Sometimes, the tech buzzwords of the moment are used so freely when speaking to colleagues and customers and read daily in articles, on social media, and even in the mainstream news. Although terms such as AI, gen AI, edge computing, digital twins, IoT, and sustainability are familiar, their practical implementation is challenging. The challenges and obstacles are numerous and, at times, unique to specific use cases or organizations and depend on the maturity of the emerging technology.

Consider digital twins as an example; what are they, and what is all the hype surrounding them? The definition used by the Digital Twin Consortium describes a virtual representation of real-world entities and processes synchronized at a specified frequency and fidelity with the capability of transforming business by accelerating holistic understanding, optimal decision-making, and effective action. Digital twins use real-time and historical data to represent the past and present and simulate predicted futures. Furthermore, digital twins are motivated by outcomes, tailored use cases, powered by integration, built on data, guided by domain knowledge, and implemented in IT/OT systems.

Suppose we take a manufacturing plant as an example. Whether the equipment used is of new generation or legacy and has fixed function, general-purpose devices, or a combination, one thing is for sure: an overwhelming amount of data is produced. The data is a modern-day goldmine if extracted, processed, aggregated, and verified. Data allows digital twins to thrive, and its integrity is one of the most critical aspects of the technology. It is what helps ensure consistent, accurate, reliable results. In the future, IT and OT resources and infrastructure will need to converge further to standardize, transform, and apply data insights in manufacturing settings.

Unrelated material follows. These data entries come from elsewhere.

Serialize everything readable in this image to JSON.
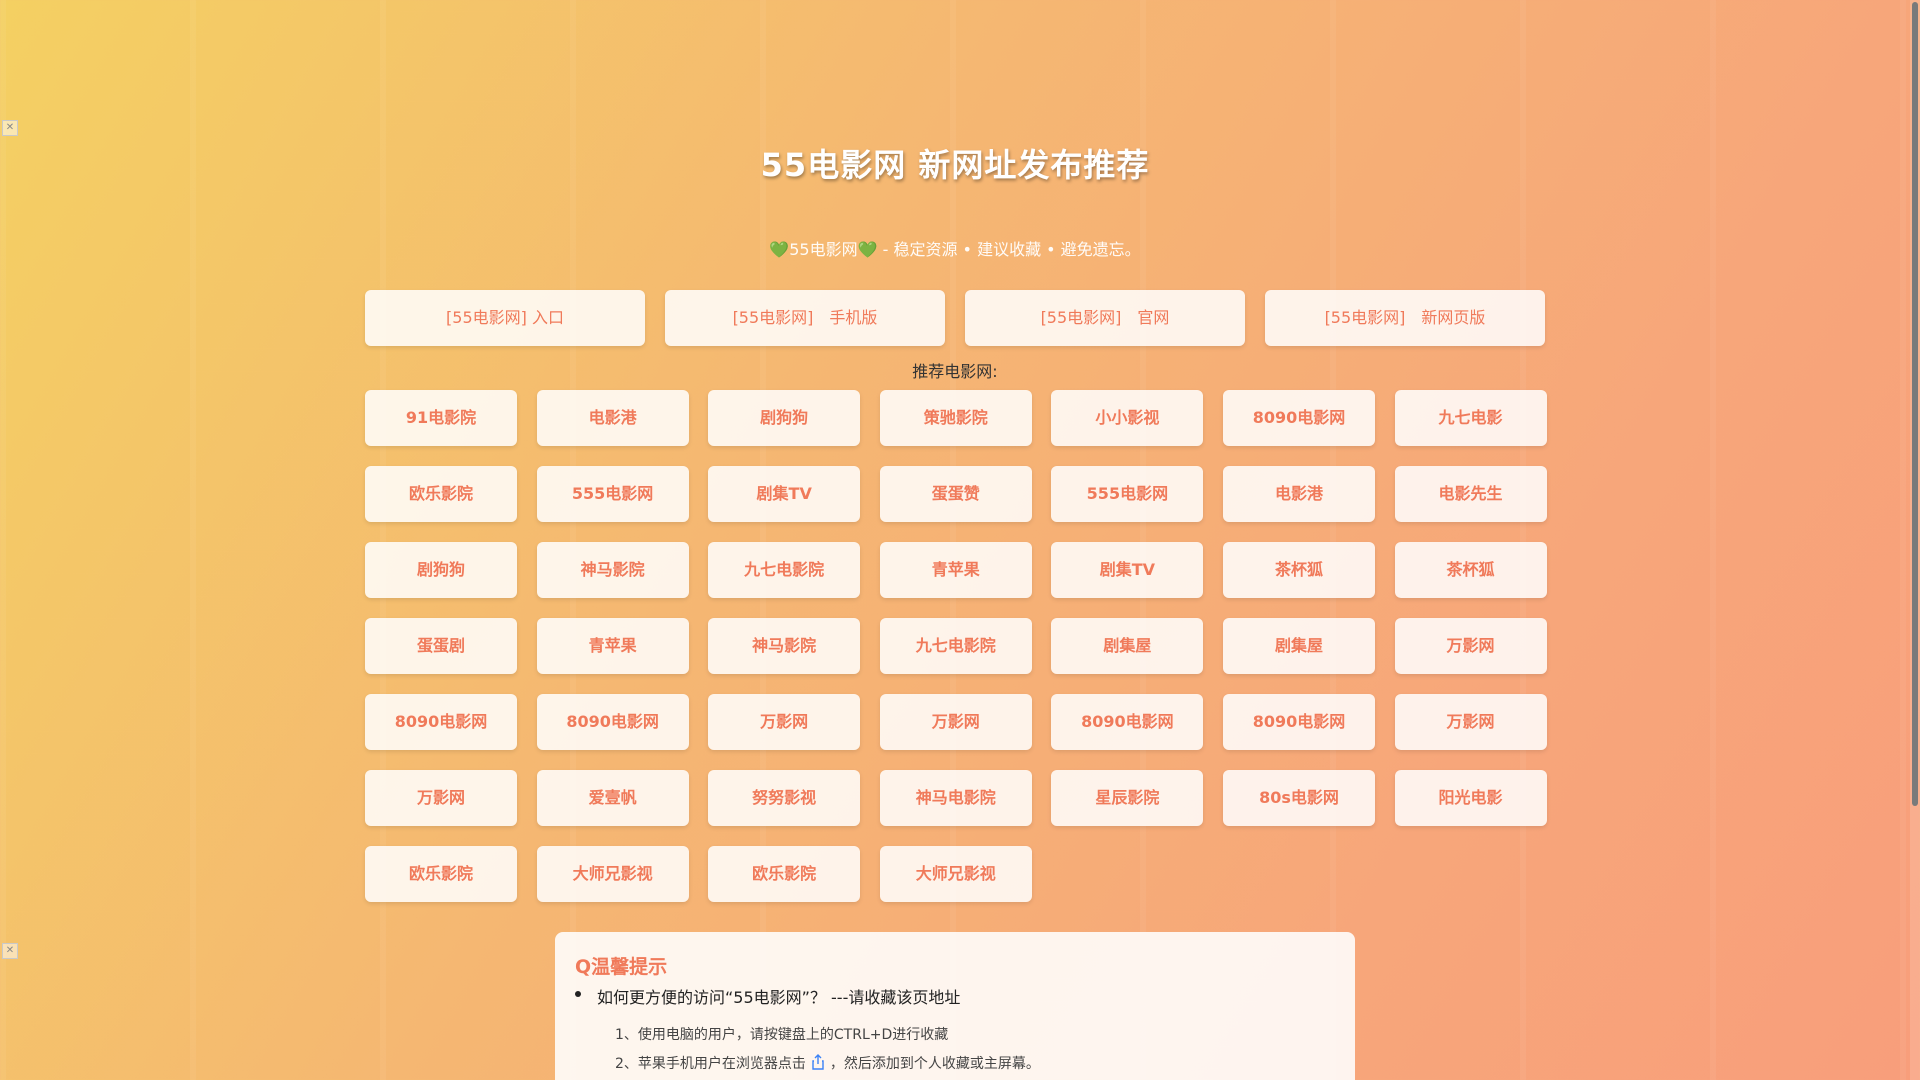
{
  "page": {
    "title": "55电影网 新网址发布推荐",
    "subtitle": {
      "heart_left": "💚",
      "text": "55电影网",
      "heart_right": "💚",
      "tagline": " - 稳定资源 • 建议收藏 • 避免遗忘。"
    }
  },
  "top_links": [
    {
      "label": "[55电影网] 入口"
    },
    {
      "label": "[55电影网]　手机版"
    },
    {
      "label": "[55电影网]　官网"
    },
    {
      "label": "[55电影网]　新网页版"
    }
  ],
  "recommend": {
    "label": "推荐电影网:",
    "items": [
      "91电影院",
      "电影港",
      "剧狗狗",
      "策驰影院",
      "小小影视",
      "8090电影网",
      "九七电影",
      "欧乐影院",
      "555电影网",
      "剧集TV",
      "蛋蛋赞",
      "555电影网",
      "电影港",
      "电影先生",
      "剧狗狗",
      "神马影院",
      "九七电影院",
      "青苹果",
      "剧集TV",
      "茶杯狐",
      "茶杯狐",
      "蛋蛋剧",
      "青苹果",
      "神马影院",
      "九七电影院",
      "剧集屋",
      "剧集屋",
      "万影网",
      "8090电影网",
      "8090电影网",
      "万影网",
      "万影网",
      "8090电影网",
      "8090电影网",
      "万影网",
      "万影网",
      "爱壹帆",
      "努努影视",
      "神马电影院",
      "星辰影院",
      "80s电影网",
      "阳光电影",
      "欧乐影院",
      "大师兄影视",
      "欧乐影院",
      "大师兄影视"
    ]
  },
  "tips": {
    "title": "Q温馨提示",
    "question": "如何更方便的访问“55电影网”？ ---请收藏该页地址",
    "step1": "1、使用电脑的用户，请按键盘上的CTRL+D进行收藏",
    "step2_before": "2、苹果手机用户在浏览器点击",
    "step2_icon": "share-icon",
    "step2_after": "，然后添加到个人收藏或主屏幕。"
  },
  "colors": {
    "accent": "#f07a5a",
    "heart": "#46b24b"
  }
}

The accuracy of the data allows us to rapidly create physically precise, virtual 3D models and replicate real-world environments, from the factory floor to stores and cities.

Digital twins can be used to recreate the factory itself, allowing organizations to monitor and make changes in the digital environment to verify the impact of results before making changes on the factory floor. Manufacturers can also create an exact digital replica of their product and carry out true-to-world testing, allowing them to find and correct issues or errors and make optimizations before moving into production. Furthermore, digital twins create predictive models based on data points and their historical changes. They are measuring conditions against historical patterns and trends to identify anomalous behaviour, such as production line bottlenecks or potential safety and security breaches, right down to granular details, such as the temperature and vibration of a single appliance.

Considering today’s level of technological maturity, digital twins provide a range of benefits, including:

• Heightened visibility and transparency into assets and environments
• Reducing costs, time, and effort in changing production workflows
• Reducing material waste and delivering energy and other utility savings
• Sustainability
• Efficient acceleration of production times
• Reduced errors and issue resolution in pre-production phase
• Employing machine learning models that can understand and act in real-world situations.

So how are digital twins created?

Digital twins generally require purpose-built software on IoT edge servers that draw real-time data from sensors, appliances, and cameras. However, in most cases, organizations can start with their existing infrastructure and layer analytic tools to leverage the data already generated by installed equipment. Incrementally adding compute resources will help improve the accuracy of the digital twin over time. These considerations depend on what the organization is trying to achieve and its long-term goals. Technology is a strategic investment, so organizations should work with a reliable collaborator to plan for new use cases from infrastructure, resource, and security aspects.

The skill sets needed to leverage modern technology have evolved, and the workforce needs to evolve with that to obtain optimal results.